Fondandosi sul «tipo di programma» [55] elaborato da Patrick Tort, un responso positivo a
tale dilemma è possibile e tutto sommato rispettoso della specificità dei rispettivi
materialismi, quello del marxismo e quello del darwinismo. Ciò nondimeno, per arrivarvi,
bisognerà rendere conto dell’esistenza di un paradosso, il quale reclama di essere
dialeticizzato e ordinato alla contingenza storica, poiché sarà necessario pensare al
contempo contro la lotta e con la lotta. Prenderemo dunque dal programma succitato (al quale
rinviamo espressamente) l’idea che la distinzione delle due realtà, vale a dire, la breve
«dinamica degli avvenimenti storici» e la lunga «dinamica degli avvenimenti evolutivi», si
sovrappongono anziché costituire due esteriorità radicalmente distinte, l’una successiva
all’altra, come il pensiero marxista ha avuto tendenza a considerarle. «L’evoluzione ingloba o
include la storia» [56]. Così, riguardo la questione dei rapporti tra natura e società, ciò che
deve prevalere a livello concettuale non sono le nozioni di successione e stadializzazione, le
quali favoriscono fortemente una visione dualista e discontinuista, ma semmai l’inglobamento
e la torsione (la continuità reversiva [57]) che, pur derivando da un monismo materialista,
rendono conto dell’autonomizzazione del fatto sociale da parte degli uomini. Significa
comprendere che l’obiettivo di «dare alla società un’organizzazione comunista» [58]
partecipa di questo effetto reversivo dell’evoluzione: il «rovesciamento» continuo della
necessità «naturale», e della contingenza delle condizioni di esistenza imposte agli uomini,
nel suo contrario: la libertà con la quale questi stessi uomini impongono le proprie leggi
sociali alla natura in correlazione al dominio razionale (dunque pianificato e giudizioso) delle
condizioni di esistenza [59]. Ricondotta alle problematiche anticapitaliste della nostra epoca,
la lotta di classe come battaglia per rovesciare materialmente tutti i rapporti sociali che
degradano fisicamente e moralmente gli sfruttati, «nei quali l’uomo è un essere degradato,
assoggettato, abbandonato, spregevole» [60], è congruente, se vi si presta attenzione, con il
divenire etico descritto da Darwin [61].
Ma affinché questo riconoscimento della possibilità di un avvenire comune tra Marx e Darwin
sia effettivo, è necessario i marxisti tengano a mente che: 1) il marxismo, così come il
darwinismo, è u pensiero universalista (umanista). Il proletariato, nell’emancipare se stesso,
deve emancipare tutta l’umanità e «non può abolire le sue proprie condizioni di vita senza
abolire tutte le inumane condizioni di vita della società moderna» [62]; 2) la lotta di classe è
il modo di transizione verso l’abolizione di tutte le classi e, quindi, una società senza classi,
vale a dire verso la fine della lotta (antagonistica) [63]. Nello stesso Darwin esiste una
dialettica simile per quanto concerne «l’estinzione della lotta all’orizzonte della lotta» [64],
come testimoniato da L’origine dell’uomo nel suo complesso; 3) il comunismo, perché si
compia, deve essere «trasferito e tradotto nel cervello degli uomini» [65] in un movimento
politico, e ciò anche in termini etici [66]. Su questo, anche i marxisti preoccupati di
individuare gli elementi obiettivi del comunismo come «movimento reale che abolisce lo stato
di cose presente» [67], possono convenire.
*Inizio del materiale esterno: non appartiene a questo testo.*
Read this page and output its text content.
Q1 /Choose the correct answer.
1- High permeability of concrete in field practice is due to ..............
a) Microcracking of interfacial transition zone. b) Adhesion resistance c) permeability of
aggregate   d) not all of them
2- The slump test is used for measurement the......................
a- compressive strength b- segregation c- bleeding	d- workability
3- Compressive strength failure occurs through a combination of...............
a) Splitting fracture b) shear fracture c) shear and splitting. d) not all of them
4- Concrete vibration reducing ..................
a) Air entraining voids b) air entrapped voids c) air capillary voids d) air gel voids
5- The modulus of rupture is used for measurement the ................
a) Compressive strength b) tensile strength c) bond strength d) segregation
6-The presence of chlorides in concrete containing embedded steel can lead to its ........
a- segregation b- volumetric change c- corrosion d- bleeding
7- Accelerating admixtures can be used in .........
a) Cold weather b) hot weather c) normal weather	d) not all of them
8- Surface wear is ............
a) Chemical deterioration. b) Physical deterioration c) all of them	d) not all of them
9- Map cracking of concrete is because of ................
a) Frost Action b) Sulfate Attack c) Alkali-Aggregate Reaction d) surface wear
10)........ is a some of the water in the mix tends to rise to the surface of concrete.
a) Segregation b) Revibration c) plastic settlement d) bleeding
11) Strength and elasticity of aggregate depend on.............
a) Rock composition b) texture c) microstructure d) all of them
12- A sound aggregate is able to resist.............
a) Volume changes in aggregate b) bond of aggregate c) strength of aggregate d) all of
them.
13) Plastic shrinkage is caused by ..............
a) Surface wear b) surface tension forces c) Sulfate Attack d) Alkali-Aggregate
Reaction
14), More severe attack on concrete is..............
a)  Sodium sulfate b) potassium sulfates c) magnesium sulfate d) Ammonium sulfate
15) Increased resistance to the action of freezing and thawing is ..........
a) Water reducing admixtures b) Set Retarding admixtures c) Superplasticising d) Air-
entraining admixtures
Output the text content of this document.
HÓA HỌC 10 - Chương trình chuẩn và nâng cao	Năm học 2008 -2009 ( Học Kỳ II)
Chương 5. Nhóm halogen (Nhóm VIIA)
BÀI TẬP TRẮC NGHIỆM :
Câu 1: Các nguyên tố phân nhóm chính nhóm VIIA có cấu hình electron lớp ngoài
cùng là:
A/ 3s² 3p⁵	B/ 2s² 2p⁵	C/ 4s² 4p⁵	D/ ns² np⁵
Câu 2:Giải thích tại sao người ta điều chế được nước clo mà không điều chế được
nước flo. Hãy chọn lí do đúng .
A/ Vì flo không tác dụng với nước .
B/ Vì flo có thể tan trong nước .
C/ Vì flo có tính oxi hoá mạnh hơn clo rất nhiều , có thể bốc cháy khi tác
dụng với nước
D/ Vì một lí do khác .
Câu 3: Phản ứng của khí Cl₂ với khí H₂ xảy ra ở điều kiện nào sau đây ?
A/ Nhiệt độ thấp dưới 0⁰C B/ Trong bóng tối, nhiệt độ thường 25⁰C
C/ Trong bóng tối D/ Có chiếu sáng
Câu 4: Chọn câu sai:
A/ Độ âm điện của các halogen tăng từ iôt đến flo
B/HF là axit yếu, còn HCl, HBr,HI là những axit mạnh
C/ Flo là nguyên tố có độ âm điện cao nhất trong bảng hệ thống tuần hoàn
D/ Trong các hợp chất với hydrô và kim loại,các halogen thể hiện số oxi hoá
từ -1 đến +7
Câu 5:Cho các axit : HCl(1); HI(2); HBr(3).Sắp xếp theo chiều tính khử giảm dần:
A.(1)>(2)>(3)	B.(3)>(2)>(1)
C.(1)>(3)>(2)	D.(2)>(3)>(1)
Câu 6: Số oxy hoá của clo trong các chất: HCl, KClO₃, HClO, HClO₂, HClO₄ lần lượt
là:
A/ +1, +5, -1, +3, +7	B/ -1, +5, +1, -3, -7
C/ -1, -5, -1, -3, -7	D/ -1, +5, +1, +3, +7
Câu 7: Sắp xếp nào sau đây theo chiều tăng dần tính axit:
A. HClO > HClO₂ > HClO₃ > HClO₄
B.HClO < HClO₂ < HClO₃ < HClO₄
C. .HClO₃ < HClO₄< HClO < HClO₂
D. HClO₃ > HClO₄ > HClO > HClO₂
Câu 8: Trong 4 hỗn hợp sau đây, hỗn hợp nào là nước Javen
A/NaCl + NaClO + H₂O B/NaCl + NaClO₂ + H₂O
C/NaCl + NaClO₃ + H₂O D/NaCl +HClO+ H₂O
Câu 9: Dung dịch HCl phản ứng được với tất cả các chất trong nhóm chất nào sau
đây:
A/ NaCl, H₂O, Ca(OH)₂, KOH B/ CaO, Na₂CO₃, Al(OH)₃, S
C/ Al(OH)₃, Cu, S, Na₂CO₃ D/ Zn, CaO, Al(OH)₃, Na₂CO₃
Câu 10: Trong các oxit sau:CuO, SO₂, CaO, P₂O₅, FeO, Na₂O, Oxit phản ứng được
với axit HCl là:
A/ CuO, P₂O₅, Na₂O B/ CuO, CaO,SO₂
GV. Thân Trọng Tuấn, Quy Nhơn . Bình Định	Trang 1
Non è forse lo stesso Engels a presentare il
comunismo come l’avvento finale di una «morale veramente umana» [68]? Ma tutto ciò a
condizione, in cambio, di non considerare tale processo storico, reale ancor prima che ideale,
«inscritto in una materia storico-sociale concreta», come «un’ipostasi» [69] fortemente
dannosa. Per Marx, l’individuazione delle condizioni di produzione e scambio di una società
senza classi, «nascoste» proprio in seno alla società capitalistica, è la garanzia materialista che
il tentativo politico, nonché l’esigenza morale e rivoluzionaria, di far «esplodere» le
contraddizioni della società così com’è, non siano «donchisciotteschi» [70] come potrebbe
esserlo, a suo modo, l’imposizione di postulati morali di tipo kantiano, dei quali è stato spesso
sottolineato nella storia della filosofia il carattere impraticabile.